Today’s Managing Health Care Costs Indicator is 200
From the Times:
In [Relman’s] ideal health care system, doctors would be salaried and organized into large multispecialty group practices similar to the Mayo Clinic and other private clinics; care would be delivered by a single-payer nonprofit system, financed by the taxpayers. “You’d save an enormous amount of money,” he said, much of it by eliminating the private insurance industry, “a parasite on the health care system.”
There is more nuance to the role of profit in health care than Relman and Angell would allow. The pharmaceutical industry might have many profiteers – and the return on capital for the pharmas has historically been high. Further, it often seems that the pharmaceutical industry spends more energy on marketing “me too” drugs and promoting new medications that are much more expensive but only a tiny bit more effective than existing generics. BUT – and it’s a big but – most of the major improvements in medical care in my professional lifetime have come from pharmas. This includes highly active antiretroviral therapy (HAART) for HIV, gleevec for chronic myelocytic leukemia, and drugs that aim at specific genetic targets for breast and lung cancer. For-profit companies have led the way in accretive innovation – the innovation that layers on new technology or new approaches to increase quality (often just a little), and also to increase revenue and cost (often a lot).
Can for-profit companies play a meaningful role in disruptive innovation, where there are large increases in value – often associated with small initial sacrifices in quality? I’d suggest the answer is unequivocally “yes,” as long as the market will reward disruptive innovation. Toshiba (a for-profit company) created the MRI machine that profitably performs $100 MRI scans for the Japanese market where price regulation didn’t allow for $1000 scans. General Electric has developed in its labs (in India) inexpensive PC-based EKG machines and a low-cost hand-held cardiac ultrasound. Ironically, of course, in the US GE would like to position the handheld cardiac ultrasound to replace the stethoscope (thus increasing cost) rather than the fixed ultrasound. In the US, where higher payment is possible for improvements in quality that often have little or no clinical value, even potentially disruptive innovation is transformed into accretive innovation. See this post for more ruminations on this example.
I’m not convinced that the profit status of a company alone determines how effective it will be at delivering value in health care. There are plenty of high-priced not-for-profit hospital systems and there are plenty of high value physician-owned offices. I do think that how the company is paid – including the price-sensitivity of purchasers and public knowledge of quality – plays a substantial role in determining whether companies increase value, or merely increase revenue. I think we need to focus on effective payment reform to increase value in health care, and then encourage competition of both for-profits and not-for-profits.
I blogged about Arnold Relman’s complaints about the Affordable Care Act last fall.
There’s more about the NEJM’s 200th anniversary.
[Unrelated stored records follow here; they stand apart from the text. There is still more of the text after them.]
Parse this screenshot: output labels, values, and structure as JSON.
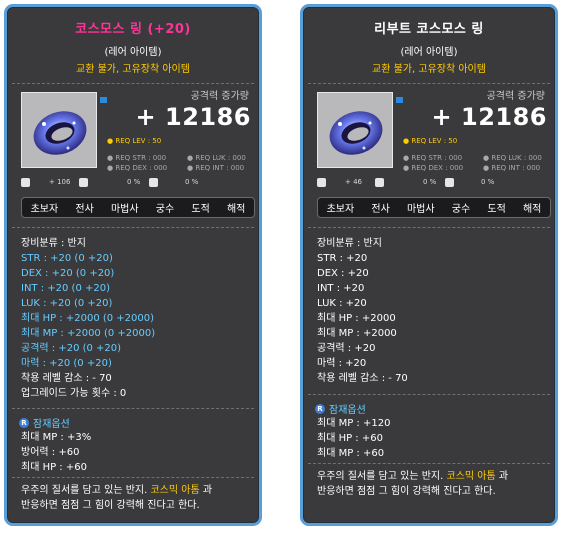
{
  "left": {
    "title": "코스모스 링 (+20)",
    "title_color": "#ff3399",
    "rarity": "(레어 아이템)",
    "restrict": "교환 불가, 고유장착 아이템",
    "atk_label": "공격력 증가량",
    "atk_value": "+ 12186",
    "req_lev": "● REQ LEV :   50",
    "req_str": "● REQ STR : 000",
    "req_luk": "● REQ LUK : 000",
    "req_dex": "● REQ DEX : 000",
    "req_int": "● REQ INT : 000",
    "mini_a": "+ 106",
    "mini_b": "0 %",
    "mini_c": "0 %",
    "jobs": [
      "초보자",
      "전사",
      "마법사",
      "궁수",
      "도적",
      "해적"
    ],
    "stats": [
      {
        "text": "장비분류 : 반지",
        "blue": false
      },
      {
        "text": "STR : +20 (0 +20)",
        "blue": true
      },
      {
        "text": "DEX : +20 (0 +20)",
        "blue": true
      },
      {
        "text": "INT : +20 (0 +20)",
        "blue": true
      },
      {
        "text": "LUK : +20 (0 +20)",
        "blue": true
      },
      {
        "text": "최대 HP : +2000 (0 +2000)",
        "blue": true
      },
      {
        "text": "최대 MP : +2000 (0 +2000)",
        "blue": true
      },
      {
        "text": "공격력 : +20 (0 +20)",
        "blue": true
      },
      {
        "text": "마력 : +20 (0 +20)",
        "blue": true
      },
      {
        "text": "착용 레벨 감소 : - 70",
        "blue": false
      },
      {
        "text": "업그레이드 가능 횟수 : 0",
        "blue": false
      }
    ],
    "potential_title": "잠재옵션",
    "potential": [
      "최대 MP : +3%",
      "방어력 : +60",
      "최대 HP : +60"
    ],
    "desc_pre": "우주의 질서를 담고 있는 반지.",
    "desc_hl": "코스믹 아톰",
    "desc_post": "과",
    "desc_line2": "반응하면 점점 그 힘이 강력해 진다고 한다."
  },
  "right": {
    "title": "리부트 코스모스 링",
    "title_color": "#ffffff",
    "rarity": "(레어 아이템)",
    "restrict": "교환 불가, 고유장착 아이템",
    "atk_label": "공격력 증가량",
    "atk_value": "+ 12186",
    "req_lev": "● REQ LEV :   50",
    "req_str": "● REQ STR : 000",
    "req_luk": "● REQ LUK : 000",
    "req_dex": "● REQ DEX : 000",
    "req_int": "● REQ INT : 000",
    "mini_a": "+ 46",
    "mini_b": "0 %",
    "mini_c": "0 %",
    "jobs": [
      "초보자",
      "전사",
      "마법사",
      "궁수",
      "도적",
      "해적"
    ],
    "stats": [
      {
        "text": "장비분류 : 반지",
        "blue": false
      },
      {
        "text": "STR : +20",
        "blue": false
      },
      {
        "text": "DEX : +20",
        "blue": false
      },
      {
        "text": "INT : +20",
        "blue": false
      },
      {
        "text": "LUK : +20",
        "blue": false
      },
      {
        "text": "최대 HP : +2000",
        "blue": false
      },
      {
        "text": "최대 MP : +2000",
        "blue": false
      },
      {
        "text": "공격력 : +20",
        "blue": false
      },
      {
        "text": "마력 : +20",
        "blue": false
      },
      {
        "text": "착용 레벨 감소 : - 70",
        "blue": false
      }
    ],
    "potential_title": "잠재옵션",
    "potential": [
      "최대 MP : +120",
      "최대 HP : +60",
      "최대 MP : +60"
    ],
    "desc_pre": "우주의 질서를 담고 있는 반지.",
    "desc_hl": "코스믹 아톰",
    "desc_post": "과",
    "desc_line2": "반응하면 점점 그 힘이 강력해 진다고 한다."
  },
  "colors": {
    "panel_bg": "#3a3a3c",
    "border": "#5a9ed8",
    "stat_blue": "#66ccff",
    "highlight": "#ffcc00"
  },
  "icons": {
    "ring": "cosmos-ring-icon",
    "potential": "potential-badge-icon"
  }
}
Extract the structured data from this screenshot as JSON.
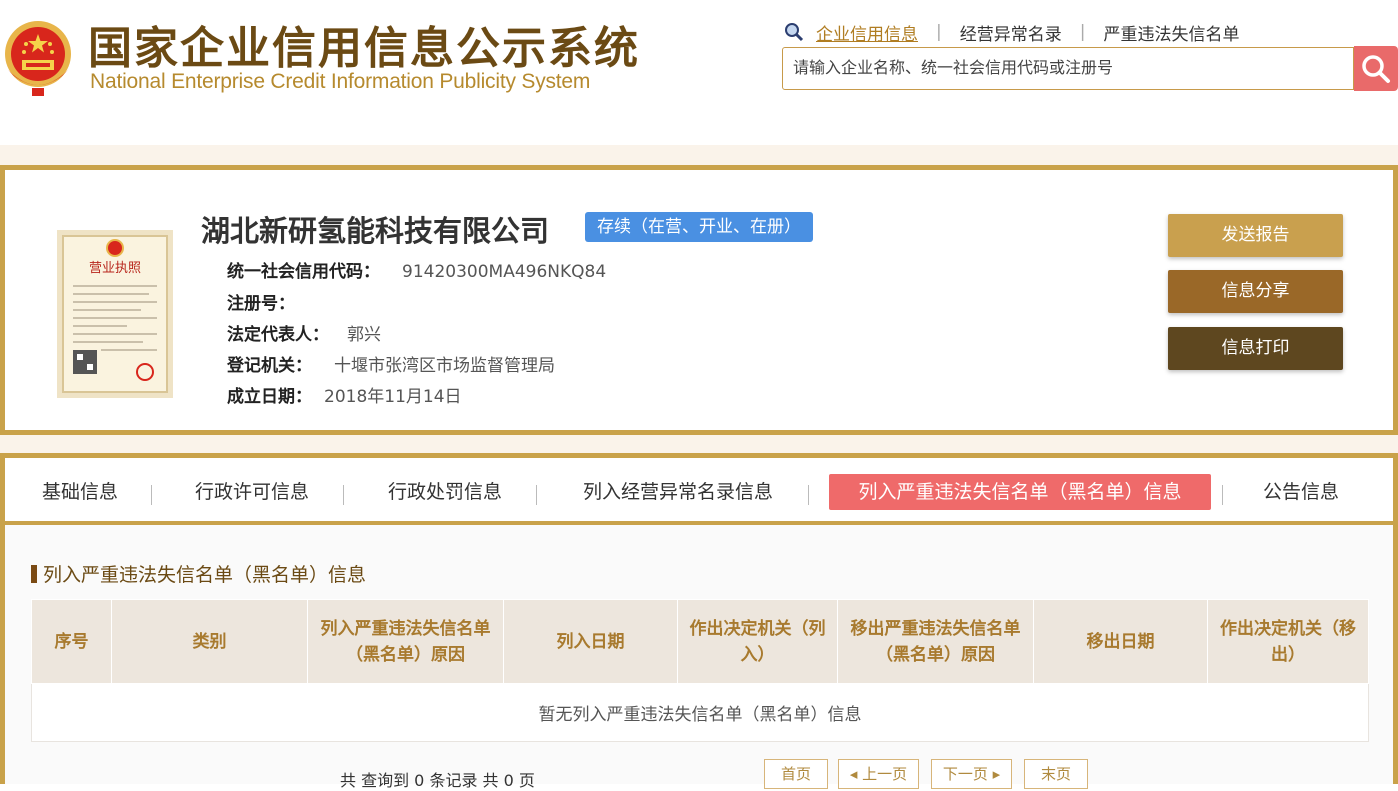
{
  "header": {
    "title_cn": "国家企业信用信息公示系统",
    "title_en": "National Enterprise Credit Information Publicity System",
    "nav": [
      {
        "label": "企业信用信息"
      },
      {
        "label": "经营异常名录"
      },
      {
        "label": "严重违法失信名单"
      }
    ],
    "nav_sep": "|",
    "search_placeholder": "请输入企业名称、统一社会信用代码或注册号"
  },
  "license": {
    "title": "营业执照"
  },
  "company": {
    "name": "湖北新研氢能科技有限公司",
    "status": "存续（在营、开业、在册）",
    "fields": [
      {
        "label": "统一社会信用代码：",
        "value": "91420300MA496NKQ84"
      },
      {
        "label": "注册号：",
        "value": ""
      },
      {
        "label": "法定代表人：",
        "value": "郭兴"
      },
      {
        "label": "登记机关：",
        "value": "十堰市张湾区市场监督管理局"
      },
      {
        "label": "成立日期：",
        "value": "2018年11月14日"
      }
    ]
  },
  "actions": {
    "send": "发送报告",
    "share": "信息分享",
    "print": "信息打印"
  },
  "tabs": [
    {
      "label": "基础信息"
    },
    {
      "label": "行政许可信息"
    },
    {
      "label": "行政处罚信息"
    },
    {
      "label": "列入经营异常名录信息"
    },
    {
      "label": "列入严重违法失信名单（黑名单）信息"
    },
    {
      "label": "公告信息"
    }
  ],
  "tab_sep": "|",
  "section": {
    "title": "列入严重违法失信名单（黑名单）信息",
    "columns": [
      "序号",
      "类别",
      "列入严重违法失信名单（黑名单）原因",
      "列入日期",
      "作出决定机关（列入）",
      "移出严重违法失信名单（黑名单）原因",
      "移出日期",
      "作出决定机关（移出）"
    ],
    "empty_text": "暂无列入严重违法失信名单（黑名单）信息"
  },
  "pagination": {
    "summary": "共 查询到 0 条记录 共 0 页",
    "first": "首页",
    "prev": "上一页",
    "next": "下一页",
    "last": "末页"
  },
  "colors": {
    "brand_brown": "#6b4a14",
    "gold_border": "#c9a24a",
    "active_tab": "#ef6a6a",
    "status_badge": "#4a90e2"
  }
}
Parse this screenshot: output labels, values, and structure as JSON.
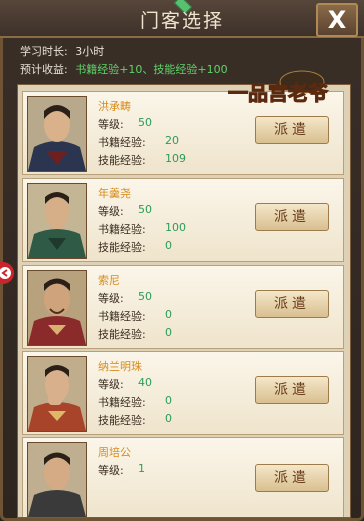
{
  "dialog": {
    "title": "门客选择",
    "close_label": "X",
    "study_time_label": "学习时长:",
    "study_time_value": "3小时",
    "expected_label": "预计收益:",
    "expected_gains": "书籍经验+10、技能经验+100"
  },
  "logo": {
    "text": "一品宫老爷"
  },
  "labels": {
    "level": "等级:",
    "book_exp": "书籍经验:",
    "skill_exp": "技能经验:",
    "dispatch": "派遣"
  },
  "retainers": [
    {
      "name": "洪承畴",
      "level": "50",
      "book_exp": "20",
      "skill_exp": "109"
    },
    {
      "name": "年羹尧",
      "level": "50",
      "book_exp": "100",
      "skill_exp": "0"
    },
    {
      "name": "索尼",
      "level": "50",
      "book_exp": "0",
      "skill_exp": "0"
    },
    {
      "name": "纳兰明珠",
      "level": "40",
      "book_exp": "0",
      "skill_exp": "0"
    },
    {
      "name": "周培公",
      "level": "1",
      "book_exp": "",
      "skill_exp": ""
    }
  ]
}
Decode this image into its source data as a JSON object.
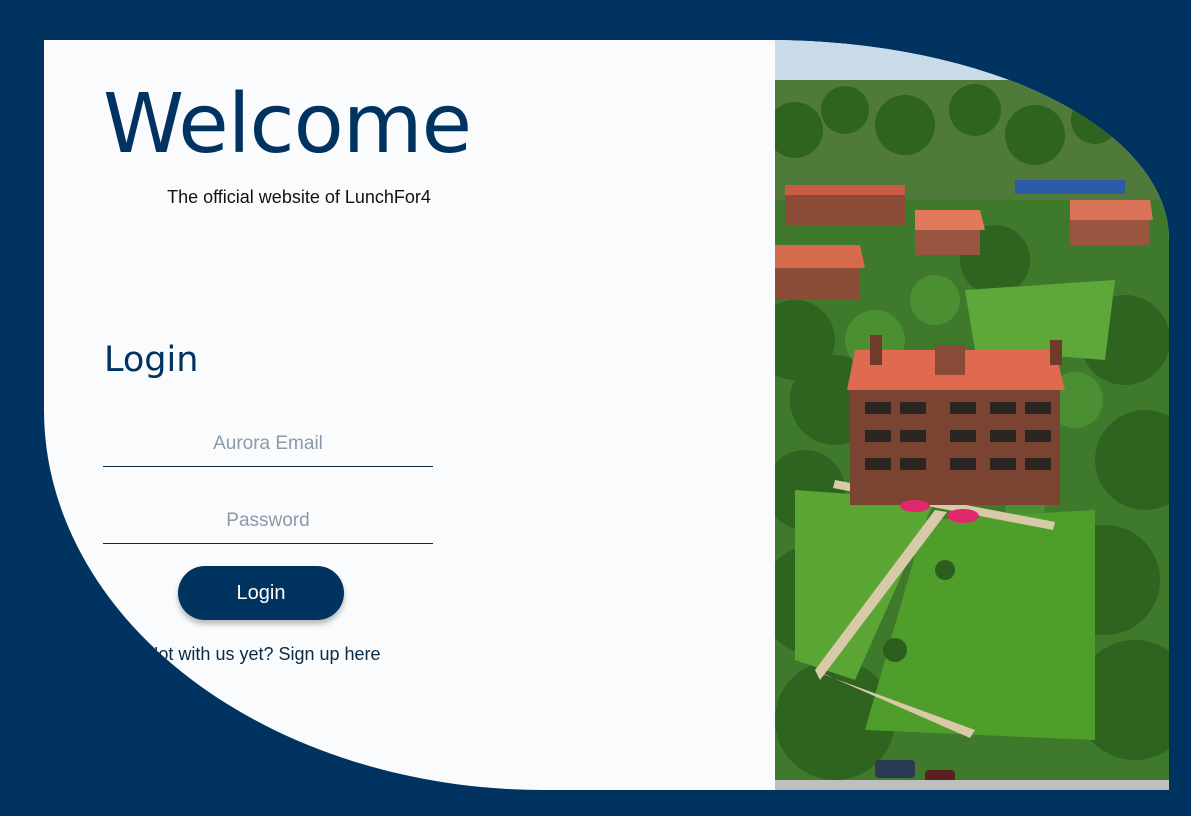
{
  "welcome": {
    "title": "Welcome",
    "subtitle": "The official website of LunchFor4"
  },
  "login": {
    "heading": "Login",
    "email_placeholder": "Aurora Email",
    "password_placeholder": "Password",
    "button_label": "Login",
    "signup_link": "Not with us yet? Sign up here"
  },
  "colors": {
    "brand": "#003360",
    "card_background": "#fafbfd"
  }
}
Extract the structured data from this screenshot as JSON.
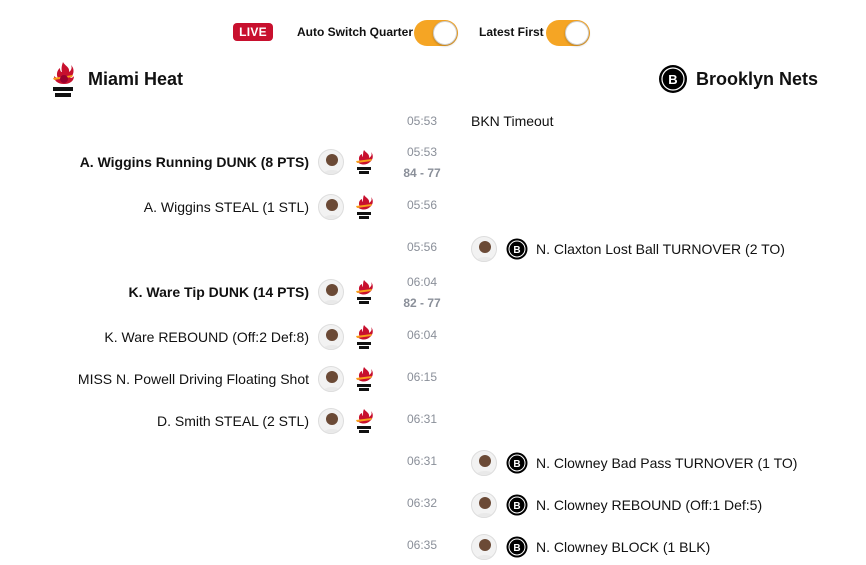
{
  "header": {
    "live_label": "LIVE",
    "auto_switch_label": "Auto Switch Quarter",
    "latest_first_label": "Latest First",
    "auto_switch_on": true,
    "latest_first_on": true,
    "toggle_color": "#f5a524",
    "live_color": "#c8102e"
  },
  "teams": {
    "home": {
      "name": "Miami Heat",
      "logo_icon": "heat-logo-icon"
    },
    "away": {
      "name": "Brooklyn Nets",
      "logo_icon": "nets-logo-icon"
    }
  },
  "events": [
    {
      "side": "away",
      "time": "05:53",
      "text": "BKN Timeout",
      "bold": false,
      "score": ""
    },
    {
      "side": "home",
      "time": "05:53",
      "text": "A. Wiggins Running DUNK (8 PTS)",
      "bold": true,
      "score": "84 - 77"
    },
    {
      "side": "home",
      "time": "05:56",
      "text": "A. Wiggins STEAL (1 STL)",
      "bold": false,
      "score": ""
    },
    {
      "side": "away",
      "time": "05:56",
      "text": "N. Claxton Lost Ball TURNOVER (2 TO)",
      "bold": false,
      "score": ""
    },
    {
      "side": "home",
      "time": "06:04",
      "text": "K. Ware Tip DUNK (14 PTS)",
      "bold": true,
      "score": "82 - 77"
    },
    {
      "side": "home",
      "time": "06:04",
      "text": "K. Ware REBOUND (Off:2 Def:8)",
      "bold": false,
      "score": ""
    },
    {
      "side": "home",
      "time": "06:15",
      "text": "MISS N. Powell Driving Floating Shot",
      "bold": false,
      "score": ""
    },
    {
      "side": "home",
      "time": "06:31",
      "text": "D. Smith STEAL (2 STL)",
      "bold": false,
      "score": ""
    },
    {
      "side": "away",
      "time": "06:31",
      "text": "N. Clowney Bad Pass TURNOVER (1 TO)",
      "bold": false,
      "score": ""
    },
    {
      "side": "away",
      "time": "06:32",
      "text": "N. Clowney REBOUND (Off:1 Def:5)",
      "bold": false,
      "score": ""
    },
    {
      "side": "away",
      "time": "06:35",
      "text": "N. Clowney BLOCK (1 BLK)",
      "bold": false,
      "score": ""
    }
  ]
}
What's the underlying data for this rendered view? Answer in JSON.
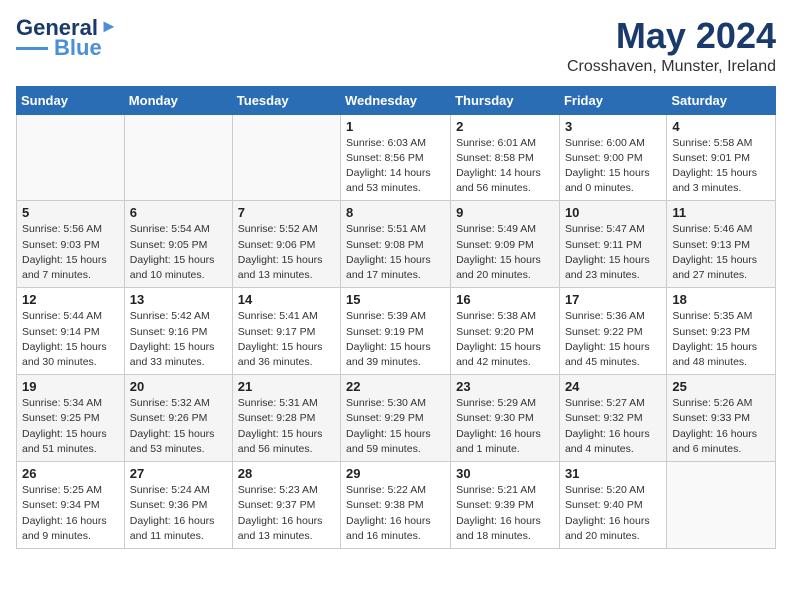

For the skeptical, check out On the Media’s interview with Jeffrey Drazen, the current editor, who talks about the many nostrums that were at one time promoted in its pages. The Journal at one point supported eugenics, pathologized homosexuality, and editorialized against women in medicine. It was published for almost a half century before the germ theory of disease became popular. Drazen notes
The key thing is to recognize you made a mistake and try to make progress.
The New England Journal has also been a market leader in making its articles available for no cost to those logging in from developing countries, and making articles with important clinical or public policy implications free immediately to all. Happy Birthday.